In deze les zitten 19 slides, met tekstslides.

time-iconLesduur is: 45 min

Onderdelen in deze les

Welkom!

Slide 1 - Tekstslide

Wat gaan we doen?
-Dagopening
-25 minuten lezen in stilte
-Uitleg boekopdracht
-2.6 Kijken en Luisteren
-Huiswerk maandag

Slide 2 - Tekstslide

Dagopening

 De tijd tikt door

  • Kijk jij uit naar de tijd dat je volwassen zult zijn? 
  • Wat wil je dan per se doen of bereiken?

Slide 3 - Tekstslide

Stillezen

25 minuten

Slide 4 - Tekstslide

Boekopdracht
Boek van www.leesadviezen.nl
Mindmap bij het boek.

Slide 5 - Tekstslide

2.6 Kijken en Luisteren
In deze paragraaf leer je:
• wat een documentaire is;
• wat een discussieprogramma is;
• hoe je aantekeningen maakt terwijl je kijkt of luistert.

Slide 6 - Tekstslide

Documentaire / discussieprogramma

  1. Welke voorbeelden ken je?
  2. Stel, je valt midden in een programma. Hoe zie je dan dat je te maken hebt met een documentaire of een discussieprogramma?

Slide 7 - Tekstslide

Documentaires 
Een documentaire is een film waarin je informatie krijgt over zaken die echt gebeurd zijn. Typische thema’s voor documentaires zijn natuur, wetenschap, geschiedenis en maatschappelijke onderwerpen.

Voordat een documentairemaker begint met filmen, heeft hij
onderzoek gedaan naar het onderwerp, zodat hij weet met wie en waar er het best gefilmd kan worden. Het doel van een documentaire is meestal informeren. De informatie die je krijgt is meestal objectief.

Slide 8 - Tekstslide

Discussieprogramma
In een discussieprogramma discussiëren (ervarings)deskundigen over een bepaald onderwerp. De deelnemers aan het discussieprogramma worden aan het begin van het programma geïntroduceerd door de gastheer. Deze gastheer leidt de discussie en discussieert zelf niet mee.

Typische thema’s voor discussieprogramma’s zijn maatschappelijke problemen en politiek. Het doel van een discussieprogramma is jou een mening te laten vormen. Hier is de gegeven informatie meestal subjectief.

Slide 9 - Tekstslide

Documentaire / discussieprogramma

  1. Wat betekenen de woorden 'objectief' en 'subjectief'?
  2. Wat is het belangrijkste verschil tussen een documentaire over een maatschappelijk probleem en een discussieprogramma over hetzelfde onderwerp?
  3. Hoe zal een gastheer van een discussieprogramma een uitzending voorbereiden, denk je?

Slide 10 - Tekstslide

Huiswerk 13 januari
Maken 2.5 Woorden (online)
opdracht 15, Test jezelf

Slide 11 - Tekstslide

Opdracht 3
We bekijken een deel van een uitzending van een discussieprogramma.

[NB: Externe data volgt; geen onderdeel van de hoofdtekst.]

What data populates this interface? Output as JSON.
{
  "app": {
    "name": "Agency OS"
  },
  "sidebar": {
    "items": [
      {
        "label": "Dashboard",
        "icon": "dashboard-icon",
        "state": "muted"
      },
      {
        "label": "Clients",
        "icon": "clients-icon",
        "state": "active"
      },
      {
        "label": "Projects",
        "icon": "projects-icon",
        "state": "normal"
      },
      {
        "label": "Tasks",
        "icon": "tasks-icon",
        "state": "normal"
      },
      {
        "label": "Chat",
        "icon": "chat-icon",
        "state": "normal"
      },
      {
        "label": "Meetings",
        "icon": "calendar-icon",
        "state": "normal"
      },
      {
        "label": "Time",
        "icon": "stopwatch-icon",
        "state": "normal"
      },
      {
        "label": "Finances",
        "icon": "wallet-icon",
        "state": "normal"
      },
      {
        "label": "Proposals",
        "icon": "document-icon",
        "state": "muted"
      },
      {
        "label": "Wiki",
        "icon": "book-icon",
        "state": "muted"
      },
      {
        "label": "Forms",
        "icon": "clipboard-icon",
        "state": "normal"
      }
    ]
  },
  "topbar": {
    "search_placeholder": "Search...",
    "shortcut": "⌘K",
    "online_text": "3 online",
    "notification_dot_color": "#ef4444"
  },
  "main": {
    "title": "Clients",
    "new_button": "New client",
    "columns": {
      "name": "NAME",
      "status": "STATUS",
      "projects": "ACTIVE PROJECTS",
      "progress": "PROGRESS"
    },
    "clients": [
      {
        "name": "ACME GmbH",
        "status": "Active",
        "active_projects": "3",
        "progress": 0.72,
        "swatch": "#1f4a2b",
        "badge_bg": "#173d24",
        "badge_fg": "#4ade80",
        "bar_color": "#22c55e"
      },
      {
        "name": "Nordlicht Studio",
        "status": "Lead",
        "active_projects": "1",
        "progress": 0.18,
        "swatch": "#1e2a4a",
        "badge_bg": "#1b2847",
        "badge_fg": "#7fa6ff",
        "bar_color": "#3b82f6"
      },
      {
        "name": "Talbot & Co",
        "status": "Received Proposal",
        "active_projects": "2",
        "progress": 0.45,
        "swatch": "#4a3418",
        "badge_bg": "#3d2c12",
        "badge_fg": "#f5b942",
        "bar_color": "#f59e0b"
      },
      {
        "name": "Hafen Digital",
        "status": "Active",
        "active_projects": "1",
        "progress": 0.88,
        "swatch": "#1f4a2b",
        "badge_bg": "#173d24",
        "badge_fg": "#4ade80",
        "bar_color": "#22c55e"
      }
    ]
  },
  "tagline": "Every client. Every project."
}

  1. Wat is de stelling waarover gediscussieerd wordt?
  2. Bepaal voordat we kijken je mening over deze stelling.
  3. Noteer tijdens het kijken wie de gastheer of gastvrouw is en wie de deelnemers aan de discussie zijn.
  4. Wat is de rol van de gastheer of gastvrouw?

Slide 12 - Tekstslide

Slide 13 - Link

Opdracht 3
We bekijken een deel van een uitzending van een discussieprogramma.

  1. Wat is de stelling waarover gediscussieerd wordt?
  2. Bepaal voordat we kijken je mening over deze stelling.
  3. Noteer tijdens het kijken wie de gastheer of gastvrouw is en wie de deelnemers aan de discussie zijn.
  4. Wat is de rol van de gastheer of gastvrouw?

Slide 14 - Tekstslide

Opdracht 4
Meer vragen over het discussieprogramma.

  1. Welke argumenten voert de voorstander van de stelling aan?
  2. Welke argumenten voert de tegenstander van de stelling aan?
  3. Vind je dit een goede discussie? Geef twee redenen voor je mening.
  4. Is jouw mening na het zien van het fragment veranderd? Leg uit.

Slide 15 - Tekstslide

Aantekening maken
Bij een kijk- en luistertoets bekijk en beluister je fragmenten. Soms mag je pas daarna de te beantwoorden vragen lezen. Goede aantekeningen maken is dus belangrijk.
Let bij het maken van aantekeningen op:
• vraag- en probleemstellingen die genoemd worden;
• deelonderwerpen;
• signaalwoorden en verbanden die je bij de paragraaf ‘Lezen’ hebt geleerd;
• de beelden die je te zien krijgt.

Slide 16 - Tekstslide

Aantekening maken
Maak bij het schrijven van aantekeningen gebruik van:
• signaalwoorden en tekstverbanden;
• symbolen en tekens bijvoorbeeld om verbanden aan te geven;
• afkortingen.

-> Waarom is het handig om symbolen, tekens en afkortingen te gebruiken?
-> Kort de woorden op blz. 125 af.

Slide 17 - Tekstslide

Opdracht 6
  • Tweetallen
  • A doet boek dicht
  • B leest voor
  • A maakt aantekeningen

Slide 18 - Tekstslide

Doel


Ik kan Latijnse voor- en achtervoegsels correct gebruiken.